Gymno

succumbing to peer pressure

Monday, May 19, 2008

Feministing reports the sad but not shocking news that 90% of teenage girls report having experienced at least one instance of sexual harassment. The article breaks it down into specific types (my response in parens):
unwanted romantic attention - 67% (yep)
demeaning gender-related comments - 62% (yep)
teased because of their appearance - 58% (yep)
unwanted physical contact - 52% (yep)
bullied or threatened with harm by a male - 25% (nope)
discouraging gender-based comments on the math, science and computer abilities - 52% (shockingly, nope, considering my profession. either I'm incredibly lucky or conveniently deaf)
sexist comments on their athletic abilities - 76% (yep, and all the damn time, in ways subtle, glaringly obvious, and everything in between)

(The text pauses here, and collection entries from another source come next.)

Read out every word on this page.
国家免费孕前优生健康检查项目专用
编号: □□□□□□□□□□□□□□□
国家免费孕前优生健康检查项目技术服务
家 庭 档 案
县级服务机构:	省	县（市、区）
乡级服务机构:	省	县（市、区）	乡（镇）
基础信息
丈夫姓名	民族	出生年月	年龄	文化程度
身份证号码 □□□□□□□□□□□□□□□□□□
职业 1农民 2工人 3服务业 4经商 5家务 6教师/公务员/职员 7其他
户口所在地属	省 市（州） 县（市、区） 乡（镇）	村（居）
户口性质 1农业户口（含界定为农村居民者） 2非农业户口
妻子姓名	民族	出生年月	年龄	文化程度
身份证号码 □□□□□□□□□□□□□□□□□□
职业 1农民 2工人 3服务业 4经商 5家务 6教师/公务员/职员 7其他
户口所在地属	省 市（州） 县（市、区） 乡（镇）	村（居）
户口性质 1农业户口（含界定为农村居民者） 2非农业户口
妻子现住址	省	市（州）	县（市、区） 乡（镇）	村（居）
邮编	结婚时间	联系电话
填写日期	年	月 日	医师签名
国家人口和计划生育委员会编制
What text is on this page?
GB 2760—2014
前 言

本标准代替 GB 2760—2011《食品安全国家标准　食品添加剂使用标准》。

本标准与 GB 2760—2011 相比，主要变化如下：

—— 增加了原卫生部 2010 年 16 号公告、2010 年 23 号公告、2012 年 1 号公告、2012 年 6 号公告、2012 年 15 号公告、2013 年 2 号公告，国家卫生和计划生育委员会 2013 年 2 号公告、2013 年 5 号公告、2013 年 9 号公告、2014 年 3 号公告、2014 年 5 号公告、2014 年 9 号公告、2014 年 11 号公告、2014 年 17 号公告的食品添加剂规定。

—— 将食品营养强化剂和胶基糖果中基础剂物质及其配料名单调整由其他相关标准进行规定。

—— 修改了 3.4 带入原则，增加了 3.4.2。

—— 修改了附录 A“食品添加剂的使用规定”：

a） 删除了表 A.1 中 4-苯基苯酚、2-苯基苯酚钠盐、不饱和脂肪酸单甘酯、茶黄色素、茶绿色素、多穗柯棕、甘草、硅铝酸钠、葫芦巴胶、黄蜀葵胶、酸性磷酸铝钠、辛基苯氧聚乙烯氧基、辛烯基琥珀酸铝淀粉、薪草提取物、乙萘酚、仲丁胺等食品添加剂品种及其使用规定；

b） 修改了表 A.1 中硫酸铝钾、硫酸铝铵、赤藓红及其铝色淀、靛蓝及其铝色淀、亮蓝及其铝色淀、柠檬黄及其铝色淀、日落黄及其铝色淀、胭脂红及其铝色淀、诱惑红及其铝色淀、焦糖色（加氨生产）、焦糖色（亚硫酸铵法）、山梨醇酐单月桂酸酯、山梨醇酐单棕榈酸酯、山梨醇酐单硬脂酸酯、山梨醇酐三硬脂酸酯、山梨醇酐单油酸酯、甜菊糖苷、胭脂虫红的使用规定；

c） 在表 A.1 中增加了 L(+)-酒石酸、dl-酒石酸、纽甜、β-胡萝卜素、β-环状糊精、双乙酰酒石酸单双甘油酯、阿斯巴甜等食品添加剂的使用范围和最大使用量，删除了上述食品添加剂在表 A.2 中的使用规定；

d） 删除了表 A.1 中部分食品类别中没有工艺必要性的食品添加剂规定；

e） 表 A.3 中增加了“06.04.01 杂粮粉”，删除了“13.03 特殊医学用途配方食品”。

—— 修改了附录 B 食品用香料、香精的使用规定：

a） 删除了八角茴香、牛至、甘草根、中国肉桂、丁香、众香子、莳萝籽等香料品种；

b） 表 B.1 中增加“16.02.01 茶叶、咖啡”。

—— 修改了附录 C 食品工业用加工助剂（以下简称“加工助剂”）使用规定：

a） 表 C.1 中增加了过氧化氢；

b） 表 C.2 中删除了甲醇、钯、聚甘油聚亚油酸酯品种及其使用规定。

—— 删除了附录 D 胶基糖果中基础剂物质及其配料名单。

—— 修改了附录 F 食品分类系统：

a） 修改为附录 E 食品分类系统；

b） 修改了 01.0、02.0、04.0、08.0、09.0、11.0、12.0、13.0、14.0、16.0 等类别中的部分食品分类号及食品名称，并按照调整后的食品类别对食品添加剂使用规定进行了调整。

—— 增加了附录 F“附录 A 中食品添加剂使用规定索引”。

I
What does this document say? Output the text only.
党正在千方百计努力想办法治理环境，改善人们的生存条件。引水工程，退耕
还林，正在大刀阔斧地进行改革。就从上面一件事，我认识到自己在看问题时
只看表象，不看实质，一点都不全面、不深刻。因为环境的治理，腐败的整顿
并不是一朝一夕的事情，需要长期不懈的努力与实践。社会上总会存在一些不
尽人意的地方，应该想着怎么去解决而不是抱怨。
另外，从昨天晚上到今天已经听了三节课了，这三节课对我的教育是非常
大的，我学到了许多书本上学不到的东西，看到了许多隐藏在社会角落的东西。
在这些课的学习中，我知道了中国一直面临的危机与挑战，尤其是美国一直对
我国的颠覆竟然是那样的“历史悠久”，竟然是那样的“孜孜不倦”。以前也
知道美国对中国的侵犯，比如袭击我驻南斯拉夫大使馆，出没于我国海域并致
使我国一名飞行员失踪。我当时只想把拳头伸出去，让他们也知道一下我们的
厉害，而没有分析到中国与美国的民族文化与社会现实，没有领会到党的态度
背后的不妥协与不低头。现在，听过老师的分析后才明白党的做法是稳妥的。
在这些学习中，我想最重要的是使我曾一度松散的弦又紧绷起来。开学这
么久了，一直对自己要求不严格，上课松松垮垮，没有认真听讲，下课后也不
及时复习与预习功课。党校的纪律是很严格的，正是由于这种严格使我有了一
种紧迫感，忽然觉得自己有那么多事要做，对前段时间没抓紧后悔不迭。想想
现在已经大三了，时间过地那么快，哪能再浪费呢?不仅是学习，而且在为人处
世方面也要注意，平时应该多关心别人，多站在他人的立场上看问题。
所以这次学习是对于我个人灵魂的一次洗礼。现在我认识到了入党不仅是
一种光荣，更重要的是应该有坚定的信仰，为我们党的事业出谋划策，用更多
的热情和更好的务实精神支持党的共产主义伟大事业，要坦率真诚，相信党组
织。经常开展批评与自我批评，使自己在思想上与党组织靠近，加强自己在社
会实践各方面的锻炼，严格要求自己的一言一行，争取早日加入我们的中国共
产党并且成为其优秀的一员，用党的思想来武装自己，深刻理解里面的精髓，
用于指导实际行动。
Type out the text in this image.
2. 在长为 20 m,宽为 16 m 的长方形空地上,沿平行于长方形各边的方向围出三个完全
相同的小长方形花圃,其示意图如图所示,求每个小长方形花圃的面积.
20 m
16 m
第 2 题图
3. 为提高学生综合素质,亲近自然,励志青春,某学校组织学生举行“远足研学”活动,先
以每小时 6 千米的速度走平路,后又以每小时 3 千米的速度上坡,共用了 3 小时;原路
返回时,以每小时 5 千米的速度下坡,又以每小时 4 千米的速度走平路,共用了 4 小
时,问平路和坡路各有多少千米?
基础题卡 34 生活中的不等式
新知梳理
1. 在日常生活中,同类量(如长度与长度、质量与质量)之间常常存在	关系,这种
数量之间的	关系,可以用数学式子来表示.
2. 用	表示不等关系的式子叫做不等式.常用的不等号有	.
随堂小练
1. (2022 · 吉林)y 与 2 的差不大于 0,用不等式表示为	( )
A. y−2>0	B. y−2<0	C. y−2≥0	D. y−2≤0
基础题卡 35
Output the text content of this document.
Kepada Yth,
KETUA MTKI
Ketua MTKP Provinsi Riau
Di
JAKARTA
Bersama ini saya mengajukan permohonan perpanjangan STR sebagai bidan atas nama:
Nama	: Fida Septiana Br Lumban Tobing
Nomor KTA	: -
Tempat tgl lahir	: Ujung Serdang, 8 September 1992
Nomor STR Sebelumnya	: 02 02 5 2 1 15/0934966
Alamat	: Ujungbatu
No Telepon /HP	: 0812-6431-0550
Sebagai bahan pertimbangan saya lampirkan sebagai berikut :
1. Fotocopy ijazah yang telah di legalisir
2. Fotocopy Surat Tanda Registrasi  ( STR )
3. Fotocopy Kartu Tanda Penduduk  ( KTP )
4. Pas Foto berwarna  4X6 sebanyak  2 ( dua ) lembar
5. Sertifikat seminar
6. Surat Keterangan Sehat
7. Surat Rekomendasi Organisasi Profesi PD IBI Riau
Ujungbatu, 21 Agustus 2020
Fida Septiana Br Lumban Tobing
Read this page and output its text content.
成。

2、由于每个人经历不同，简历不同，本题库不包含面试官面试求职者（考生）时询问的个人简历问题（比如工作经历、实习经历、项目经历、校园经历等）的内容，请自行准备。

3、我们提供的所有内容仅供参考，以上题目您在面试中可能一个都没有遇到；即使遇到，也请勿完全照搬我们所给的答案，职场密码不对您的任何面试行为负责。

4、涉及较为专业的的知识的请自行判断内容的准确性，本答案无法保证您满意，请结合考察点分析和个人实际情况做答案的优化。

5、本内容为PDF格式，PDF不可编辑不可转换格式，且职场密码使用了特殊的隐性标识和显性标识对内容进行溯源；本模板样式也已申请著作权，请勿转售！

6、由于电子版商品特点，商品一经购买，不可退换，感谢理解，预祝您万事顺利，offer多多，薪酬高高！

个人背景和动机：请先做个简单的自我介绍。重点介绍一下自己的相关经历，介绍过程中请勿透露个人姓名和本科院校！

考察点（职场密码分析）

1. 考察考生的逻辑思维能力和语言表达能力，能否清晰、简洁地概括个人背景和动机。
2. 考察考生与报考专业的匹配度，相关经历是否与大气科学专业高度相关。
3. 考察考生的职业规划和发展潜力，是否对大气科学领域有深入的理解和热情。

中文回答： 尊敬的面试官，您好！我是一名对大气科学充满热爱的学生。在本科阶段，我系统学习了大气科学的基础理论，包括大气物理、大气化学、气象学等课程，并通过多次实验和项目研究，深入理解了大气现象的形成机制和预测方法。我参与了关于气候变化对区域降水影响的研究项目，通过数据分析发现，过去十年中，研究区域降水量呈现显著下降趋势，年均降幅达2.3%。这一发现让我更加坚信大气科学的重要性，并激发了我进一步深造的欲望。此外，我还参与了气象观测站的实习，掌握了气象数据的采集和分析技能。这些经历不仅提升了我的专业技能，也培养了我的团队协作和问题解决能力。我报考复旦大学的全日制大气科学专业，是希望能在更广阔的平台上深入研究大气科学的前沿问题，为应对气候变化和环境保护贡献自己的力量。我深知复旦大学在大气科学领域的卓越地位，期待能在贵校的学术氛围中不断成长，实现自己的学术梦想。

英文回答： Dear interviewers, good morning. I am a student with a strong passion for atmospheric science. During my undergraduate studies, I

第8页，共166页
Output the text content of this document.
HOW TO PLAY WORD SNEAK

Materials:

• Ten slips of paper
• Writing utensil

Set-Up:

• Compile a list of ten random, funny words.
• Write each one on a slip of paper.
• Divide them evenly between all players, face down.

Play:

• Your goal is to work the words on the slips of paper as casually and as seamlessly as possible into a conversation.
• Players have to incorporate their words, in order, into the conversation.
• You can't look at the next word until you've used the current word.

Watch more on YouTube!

In slightly more uplifting news, also from Feministing, hundreds (or thousands, depending on news reports) turned their backs in protest to Washington Univ. awarding Phyllis Schlafly an honorary degree. Photos here. The third one is my favorite, as it clearly shows faculty members on the podium turning their backs. I favor this type of silent protest, as I think it makes a very clear point without being disruptive, but in settings like a graduation how best to do it without blocking other people's views? Kneel on chairs instead of stand? Step to the aisle and stand there?

5 Comments:

Blogger Sudhir said...

Come on, Meg. First, teenagers of both genders are not representative of anything. Well, except immaturity. Who doesn't get made fun of a teenager? And I mean for everything.

Second, is unwanted romantic attention really harrassment?

6:34 AM  
Blogger reyn said...

I'm with Sudhir on this one. How are guys supposed to know that a female will be positively receptive to romantic attention? If we never hit on you, we're dense, stupid boys. If we do hit on you, it's sexual harassment? And let's be clear on one thing: I know there's a line. And if a female makes it clear that she doesn't want that attention, you don't give it anymore. Ever. But if a guy is into a girl, is he supposed to ask her permission before letting her know?

7:51 AM  
Blogger Unknown said...

I admit, I thought about including more in that first parentheses along the lines of what you two are saying regarding unwanted romantic attention. I haven't read the actual study, just skimmed the report summarizing the results, so I have no idea how they operationalized 'unwanted romantic attention.' In my head, I considered it reyn's point about crossing the line after a clear no thanks has been given*, but certainly it's possible that's not how everyone interpreted the question/the question wasn't clearly defined in such a way.

And yes, being a teenager blows, and typically does come with being made fun of. But I don't think that means we shouldn't be quantifying those instances, or that just because it's so prevalent it's somehow ok, especially when the teasing in question has the possibility of turning into something tragic, like an eating disorder.

*luckily at Case this typically didn't occur in a scary or threatening way, but it still had the power to alter my daily routine, as I know it did several of my female classmates.

9:51 AM  
Blogger reyn said...

I remember an instance between two friends of mine; the three of us sat together in every class we shared, and one day the female asked me to make sure that I sat in the middle henceforth, because he had asked her out and she felt awkward sitting next to him. Maybe one of the easy avoidances Megan mentioned. On the other hand, I can remember writing extremely lewd and suggestive items about Megan on a chalkboard in front of 200 students four mornings a week, and she always just laughed it off. (which is a big part of why I like you)

8:27 AM  
Blogger Sid said...

Damn. All the easy criticism of your statistics have already been made. So, I guess I'll just put my yes/no answers like you did as a counterpoint!

unwanted romantic attention - Suprisingly, yes.
demeaning gender-related comments - Frequently. With the expectation that, because I'm a guy, I should just suck it up and take it.
teased because of their appearance - Indeed.
unwanted physical contact - Um, yes, but not by the opposite sex.
bullied or threatened with harm by a (fe)male - Also yes.
discouraging gender-based comments on the math, science and computer abilities - No. Admittedly, guys are kinda immune to this one.
sexist comments on their athletic abilities - No... just accurate comments about my lack of athletic ability.

So, reversed, how do our yes/no totals compare?